Outra estratégia é separar câmeras, televisores e assistentes virtuais em uma rede diferente da utilizada pelos principais dispositivos. Para visitantes, a recomendação é utilizar uma rede específica, evitando o compartilhamento da senha principal.
Nem sempre o problema está no roteador
Mesmo quando o roteador apresenta um sinal aparentemente forte, o dispositivo conectado pode não conseguir responder na mesma intensidade. Melo explica que o equipamento pode indicar quatro barras de sinal, enquanto o celular ou computador não possui capacidade equivalente para transmitir os dados de volta.

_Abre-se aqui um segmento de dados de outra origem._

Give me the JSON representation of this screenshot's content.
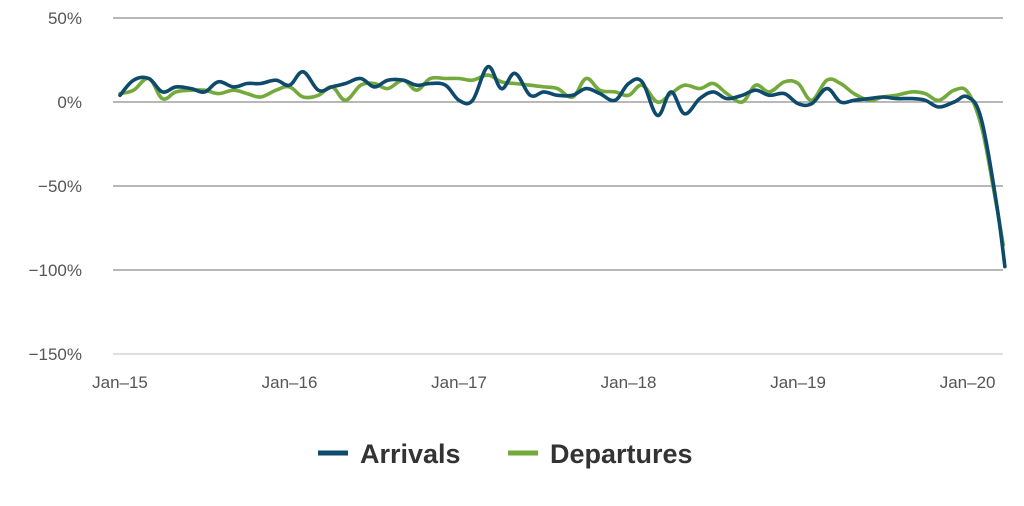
{
  "chart_data": {
    "type": "line",
    "title": "",
    "xlabel": "",
    "ylabel": "",
    "ylim": [
      -150,
      50
    ],
    "yticks": [
      {
        "value": 50,
        "label": "50%"
      },
      {
        "value": 0,
        "label": "0%"
      },
      {
        "value": -50,
        "label": "−50%"
      },
      {
        "value": -100,
        "label": "−100%"
      },
      {
        "value": -150,
        "label": "−150%"
      }
    ],
    "xlim": [
      2015.0,
      2020.25
    ],
    "xticks": [
      {
        "value": 2015,
        "label": "Jan–15"
      },
      {
        "value": 2016,
        "label": "Jan–16"
      },
      {
        "value": 2017,
        "label": "Jan–17"
      },
      {
        "value": 2018,
        "label": "Jan–18"
      },
      {
        "value": 2019,
        "label": "Jan–19"
      },
      {
        "value": 2020,
        "label": "Jan–20"
      }
    ],
    "grid": true,
    "legend_position": "bottom-center",
    "series": [
      {
        "name": "Arrivals",
        "color": "#0e4a6b",
        "points": [
          [
            2015.0,
            4
          ],
          [
            2015.08,
            13
          ],
          [
            2015.17,
            14
          ],
          [
            2015.25,
            6
          ],
          [
            2015.33,
            9
          ],
          [
            2015.42,
            8
          ],
          [
            2015.5,
            6
          ],
          [
            2015.58,
            12
          ],
          [
            2015.67,
            9
          ],
          [
            2015.75,
            11
          ],
          [
            2015.83,
            11
          ],
          [
            2015.92,
            13
          ],
          [
            2016.0,
            10
          ],
          [
            2016.08,
            18
          ],
          [
            2016.17,
            7
          ],
          [
            2016.25,
            9
          ],
          [
            2016.33,
            11
          ],
          [
            2016.42,
            14
          ],
          [
            2016.5,
            9
          ],
          [
            2016.58,
            13
          ],
          [
            2016.67,
            13
          ],
          [
            2016.75,
            10
          ],
          [
            2016.83,
            11
          ],
          [
            2016.92,
            10
          ],
          [
            2017.0,
            1
          ],
          [
            2017.08,
            1
          ],
          [
            2017.17,
            21
          ],
          [
            2017.25,
            8
          ],
          [
            2017.33,
            17
          ],
          [
            2017.42,
            4
          ],
          [
            2017.5,
            6
          ],
          [
            2017.58,
            4
          ],
          [
            2017.67,
            4
          ],
          [
            2017.75,
            8
          ],
          [
            2017.83,
            5
          ],
          [
            2017.92,
            1
          ],
          [
            2018.0,
            11
          ],
          [
            2018.08,
            12
          ],
          [
            2018.17,
            -8
          ],
          [
            2018.25,
            6
          ],
          [
            2018.33,
            -7
          ],
          [
            2018.42,
            2
          ],
          [
            2018.5,
            6
          ],
          [
            2018.58,
            2
          ],
          [
            2018.67,
            4
          ],
          [
            2018.75,
            7
          ],
          [
            2018.83,
            4
          ],
          [
            2018.92,
            5
          ],
          [
            2019.0,
            -1
          ],
          [
            2019.08,
            -1
          ],
          [
            2019.17,
            8
          ],
          [
            2019.25,
            0
          ],
          [
            2019.33,
            1
          ],
          [
            2019.42,
            2
          ],
          [
            2019.5,
            3
          ],
          [
            2019.58,
            2
          ],
          [
            2019.67,
            2
          ],
          [
            2019.75,
            1
          ],
          [
            2019.83,
            -3
          ],
          [
            2019.92,
            0
          ],
          [
            2020.0,
            3
          ],
          [
            2020.08,
            -10
          ],
          [
            2020.17,
            -60
          ],
          [
            2020.22,
            -98
          ]
        ]
      },
      {
        "name": "Departures",
        "color": "#74a93c",
        "points": [
          [
            2015.0,
            5
          ],
          [
            2015.08,
            7
          ],
          [
            2015.17,
            14
          ],
          [
            2015.25,
            2
          ],
          [
            2015.33,
            6
          ],
          [
            2015.42,
            7
          ],
          [
            2015.5,
            7
          ],
          [
            2015.58,
            5
          ],
          [
            2015.67,
            7
          ],
          [
            2015.75,
            5
          ],
          [
            2015.83,
            3
          ],
          [
            2015.92,
            7
          ],
          [
            2016.0,
            9
          ],
          [
            2016.08,
            3
          ],
          [
            2016.17,
            4
          ],
          [
            2016.25,
            9
          ],
          [
            2016.33,
            1
          ],
          [
            2016.42,
            10
          ],
          [
            2016.5,
            11
          ],
          [
            2016.58,
            8
          ],
          [
            2016.67,
            13
          ],
          [
            2016.75,
            7
          ],
          [
            2016.83,
            14
          ],
          [
            2016.92,
            14
          ],
          [
            2017.0,
            14
          ],
          [
            2017.08,
            13
          ],
          [
            2017.17,
            16
          ],
          [
            2017.25,
            12
          ],
          [
            2017.33,
            11
          ],
          [
            2017.42,
            10
          ],
          [
            2017.5,
            9
          ],
          [
            2017.58,
            8
          ],
          [
            2017.67,
            3
          ],
          [
            2017.75,
            14
          ],
          [
            2017.83,
            7
          ],
          [
            2017.92,
            6
          ],
          [
            2018.0,
            4
          ],
          [
            2018.08,
            10
          ],
          [
            2018.17,
            0
          ],
          [
            2018.25,
            5
          ],
          [
            2018.33,
            10
          ],
          [
            2018.42,
            8
          ],
          [
            2018.5,
            11
          ],
          [
            2018.58,
            5
          ],
          [
            2018.67,
            0
          ],
          [
            2018.75,
            10
          ],
          [
            2018.83,
            6
          ],
          [
            2018.92,
            12
          ],
          [
            2019.0,
            11
          ],
          [
            2019.08,
            1
          ],
          [
            2019.17,
            13
          ],
          [
            2019.25,
            11
          ],
          [
            2019.33,
            5
          ],
          [
            2019.42,
            1
          ],
          [
            2019.5,
            3
          ],
          [
            2019.58,
            4
          ],
          [
            2019.67,
            6
          ],
          [
            2019.75,
            5
          ],
          [
            2019.83,
            1
          ],
          [
            2019.92,
            7
          ],
          [
            2020.0,
            6
          ],
          [
            2020.08,
            -14
          ],
          [
            2020.15,
            -50
          ],
          [
            2020.21,
            -85
          ]
        ]
      }
    ]
  }
}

“É como ouvir alguém [o roteador] gritando de longe e tentar responder sussurrando [o celular]”, esclarece.
Os repetidores também exigem atenção. Embora possam aumentar a área de cobertura, eles podem reduzir a velocidade disponível, já que precisam receber e retransmitir o sinal utilizando o mesmo equipamento.
Dispositivos antigos conectados à rede, como impressoras e televisores, também podem contribuir para a instabilidade. Em determinadas situações, entretanto, a origem do problema pode estar no próprio plano de internet, no cabo que chega à residência ou até no cabo de rede conectado ao roteador.
Como melhorar a conexão
Para reduzir os problemas, Leonid recomenda atenção especial aos pontos de acesso, que devem ser instalados em locais elevados, evitando obstáculos e interferências provocadas por objetos e pelo corpo humano.
Antes da instalação, também é possível realizar uma análise técnica do ambiente para identificar os melhores locais para os equipamentos, verificar a propagação do sinal e encontrar possíveis fontes de interferência.
**“Antes da instalação, é fundamental realizar um ****site survey, **que faz uma análise técnica antes de instalar a rede, para mapear o espaço físico, simular a propagação do sinal e identificar interferências. Por fim, selecionar os canais de frequência menos congestionados nas proximidades garante a máxima eficiência da rede”, conclui.